The Golog sought to remain ungoverned by any polity, not Tibet, not Qing China. A Golog herder was heard saying in 1908, “We Golog have...from time immemorial obeyed none but our own laws,” A folk song recorded in 1951 asserted, “Against the orders of the Dharma King of Tibet I rebel! Against China I rebel! We make our own laws!”

===Encounter with Tibet===
In 1828 when the great mystic and poet of early 19th century Amdo, Shabkar Tsokdruk Rangdrol, was returning to Amdo from Central Tibet, his caravan, carrying letters of passage from both the Dalai and Panchen Lamas, was brutally attacked and pillaged by Golok tribesmen. Some months later Shabkar told the Qinghai amban, who was the senior Qing administrator in Xining, what had happened. The amban, admitting that the Golok tribes were beyond Imperial control asked Shabkar to try preaching to them in hopes that this might tame them to some extent.

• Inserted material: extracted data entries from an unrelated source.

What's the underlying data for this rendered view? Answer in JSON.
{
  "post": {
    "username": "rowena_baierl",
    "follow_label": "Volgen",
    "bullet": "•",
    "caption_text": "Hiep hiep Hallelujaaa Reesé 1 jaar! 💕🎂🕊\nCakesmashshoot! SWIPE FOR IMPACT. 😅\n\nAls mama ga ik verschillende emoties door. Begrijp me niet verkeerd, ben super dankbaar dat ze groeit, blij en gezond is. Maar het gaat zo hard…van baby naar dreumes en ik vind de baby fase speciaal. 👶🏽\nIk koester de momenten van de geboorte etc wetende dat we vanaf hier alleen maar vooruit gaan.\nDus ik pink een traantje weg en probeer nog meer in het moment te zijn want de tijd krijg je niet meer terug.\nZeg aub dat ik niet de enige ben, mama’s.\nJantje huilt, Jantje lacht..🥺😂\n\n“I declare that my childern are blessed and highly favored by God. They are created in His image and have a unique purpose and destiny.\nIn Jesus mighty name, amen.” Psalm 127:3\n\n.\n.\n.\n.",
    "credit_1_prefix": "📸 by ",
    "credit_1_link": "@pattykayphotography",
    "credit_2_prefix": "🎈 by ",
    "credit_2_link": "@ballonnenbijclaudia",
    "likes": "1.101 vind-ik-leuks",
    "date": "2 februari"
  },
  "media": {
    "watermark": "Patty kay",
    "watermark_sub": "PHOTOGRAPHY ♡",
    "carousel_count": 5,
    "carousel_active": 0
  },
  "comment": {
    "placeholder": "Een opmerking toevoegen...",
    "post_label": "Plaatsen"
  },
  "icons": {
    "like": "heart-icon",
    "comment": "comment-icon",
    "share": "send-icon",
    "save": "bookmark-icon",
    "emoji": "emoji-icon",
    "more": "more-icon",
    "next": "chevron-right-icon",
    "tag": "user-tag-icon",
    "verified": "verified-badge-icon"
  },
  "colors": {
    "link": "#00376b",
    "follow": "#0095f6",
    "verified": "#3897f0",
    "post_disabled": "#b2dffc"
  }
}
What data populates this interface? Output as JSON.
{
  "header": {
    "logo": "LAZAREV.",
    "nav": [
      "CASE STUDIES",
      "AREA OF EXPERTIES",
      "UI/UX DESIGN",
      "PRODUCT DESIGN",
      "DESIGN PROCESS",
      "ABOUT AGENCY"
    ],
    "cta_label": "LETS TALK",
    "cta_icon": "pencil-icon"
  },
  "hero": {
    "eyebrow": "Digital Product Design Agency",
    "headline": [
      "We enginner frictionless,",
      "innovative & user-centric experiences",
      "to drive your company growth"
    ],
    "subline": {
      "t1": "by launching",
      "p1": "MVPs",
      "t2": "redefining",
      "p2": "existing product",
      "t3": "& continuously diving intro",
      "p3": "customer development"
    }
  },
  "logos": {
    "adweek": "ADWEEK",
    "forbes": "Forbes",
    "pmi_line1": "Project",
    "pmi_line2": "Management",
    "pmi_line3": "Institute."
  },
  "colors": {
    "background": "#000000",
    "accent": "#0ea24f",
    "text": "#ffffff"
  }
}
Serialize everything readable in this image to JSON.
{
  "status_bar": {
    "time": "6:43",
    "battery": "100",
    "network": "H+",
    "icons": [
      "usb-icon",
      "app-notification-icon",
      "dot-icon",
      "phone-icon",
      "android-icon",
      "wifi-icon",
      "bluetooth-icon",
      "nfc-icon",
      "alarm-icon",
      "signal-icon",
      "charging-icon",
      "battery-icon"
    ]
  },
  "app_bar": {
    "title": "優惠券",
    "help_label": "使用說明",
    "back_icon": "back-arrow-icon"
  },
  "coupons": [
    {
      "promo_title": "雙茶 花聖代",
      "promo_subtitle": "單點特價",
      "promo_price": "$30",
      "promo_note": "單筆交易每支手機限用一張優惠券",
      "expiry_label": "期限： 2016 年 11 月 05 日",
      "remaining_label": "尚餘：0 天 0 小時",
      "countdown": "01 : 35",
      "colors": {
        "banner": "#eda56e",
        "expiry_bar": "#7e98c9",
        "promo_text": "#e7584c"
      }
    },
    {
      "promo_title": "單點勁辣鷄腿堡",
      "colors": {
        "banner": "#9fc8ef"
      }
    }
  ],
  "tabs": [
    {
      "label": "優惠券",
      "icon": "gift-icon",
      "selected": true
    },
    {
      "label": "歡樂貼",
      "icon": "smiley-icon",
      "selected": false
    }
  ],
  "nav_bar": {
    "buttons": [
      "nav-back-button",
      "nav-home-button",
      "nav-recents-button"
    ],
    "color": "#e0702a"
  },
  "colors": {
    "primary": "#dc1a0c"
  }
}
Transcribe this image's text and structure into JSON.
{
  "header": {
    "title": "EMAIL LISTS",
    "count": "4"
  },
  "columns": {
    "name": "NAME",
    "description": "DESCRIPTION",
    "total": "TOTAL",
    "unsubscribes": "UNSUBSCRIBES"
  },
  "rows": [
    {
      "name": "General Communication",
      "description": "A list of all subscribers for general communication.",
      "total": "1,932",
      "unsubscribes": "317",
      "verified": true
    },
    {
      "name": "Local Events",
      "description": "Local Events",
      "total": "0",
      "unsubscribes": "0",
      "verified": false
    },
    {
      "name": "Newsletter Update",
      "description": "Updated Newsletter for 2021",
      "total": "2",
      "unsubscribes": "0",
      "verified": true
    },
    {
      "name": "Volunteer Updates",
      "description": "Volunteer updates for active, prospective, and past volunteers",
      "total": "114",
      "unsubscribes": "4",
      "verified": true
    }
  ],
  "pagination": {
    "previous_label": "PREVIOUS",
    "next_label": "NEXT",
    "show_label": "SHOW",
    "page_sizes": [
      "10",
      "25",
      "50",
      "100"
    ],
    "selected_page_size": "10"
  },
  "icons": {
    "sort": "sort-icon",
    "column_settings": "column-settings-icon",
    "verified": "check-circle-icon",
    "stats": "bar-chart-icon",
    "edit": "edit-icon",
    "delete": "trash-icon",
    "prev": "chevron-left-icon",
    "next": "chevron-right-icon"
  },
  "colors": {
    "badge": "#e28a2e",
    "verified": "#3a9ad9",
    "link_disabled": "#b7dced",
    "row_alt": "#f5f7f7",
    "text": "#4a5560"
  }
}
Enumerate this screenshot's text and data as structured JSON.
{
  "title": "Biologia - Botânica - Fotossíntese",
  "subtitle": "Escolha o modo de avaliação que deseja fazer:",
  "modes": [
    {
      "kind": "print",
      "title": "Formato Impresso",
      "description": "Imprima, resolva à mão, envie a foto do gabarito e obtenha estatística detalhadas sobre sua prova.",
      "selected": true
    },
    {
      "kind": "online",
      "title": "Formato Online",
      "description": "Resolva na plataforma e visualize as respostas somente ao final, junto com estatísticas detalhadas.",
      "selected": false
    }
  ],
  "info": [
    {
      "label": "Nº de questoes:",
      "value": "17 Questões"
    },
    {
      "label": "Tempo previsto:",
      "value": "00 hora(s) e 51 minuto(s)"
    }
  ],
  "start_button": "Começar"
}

===Encounter with China===

The Chinese had never been able to control the Goloks before, some areas of which owed allegiance to Labrang, but many others which were completely independent. Occasional ambushes killed soldiers of the Ninghai Army, causing loss of dispatches and livestock like yaks. The Hui army, with its modern weaponry, retaliated in draconian fashion and exterminated a group of Goloks, and then convoked the Golok tribes for negotiations, only to slaughter them. A Christian missionary, in writing of the Muslim army's extermination of the Goloks as an act of God, wrote of the events of 1921 in the following way:
During the summer months God again used the Mohammedans of Western Kansu Province to answer more fully the prayers of His people for the last half century for the dark land of Tibet. In the month of April an expedition was launched by them against the wild Goloks, occupying a large territory five or six days to the west and south-west of the field we are at present endeavoring to occupy. One of the chief natural reasons for the incursion was the killing, by the Goloks, of several soldiers carrying official dispatches and seizing four or five thousand yaks belonging to the High Commissioner. The Goloks consisted of three groups and were a most haughty people, considering themselves impregnable, since they had never been subdued by the Chinese in all their history. But the Mohammedans with their up-to-date firearms practically annihilated one group, and the other two hastened to capitulate. It is reported, though that the first and most crushing blow was struck through treachery. The three groups were called together to tender their submission. The Goloks were suddenly attacked and a large number of them were killed. The remainder fled without making any attempt in their weakened condition to avenge their fallen friends. Then followed a chapter of awful bloodshed and cruelty. Men, women, and children were ruthlessly put to the sword and thousands were driven into the Yellow River to perish in its muddy water. A heavy indemnity was exacted, thousands of sheep, yaks, and horses driven away, and tons of wool confiscated. Thus is made safe for travel and missionary work a vast piece of country inhabited by thousands of nomads. We are praising God for the advance step He has enabled us to take.'

After Tibetans attacked the Ninghai Muslim army in 1922 and 1923, the Ninghai army returned in 1924 and crushed the Tibetans, killing numerous Tibetans.

==Distribution==

Their territory is referred in Tibetan as smar kog. The exact boundaries of the historical territory of Golok do not correspond to the boundaries of the modern prefecture. Historically the region knows as Golog included parts of northern Sichuan, Maqu County in Ganlho Prefecture in Gansu, and other places in the traditional Tibetan regions of Amdo and Khams.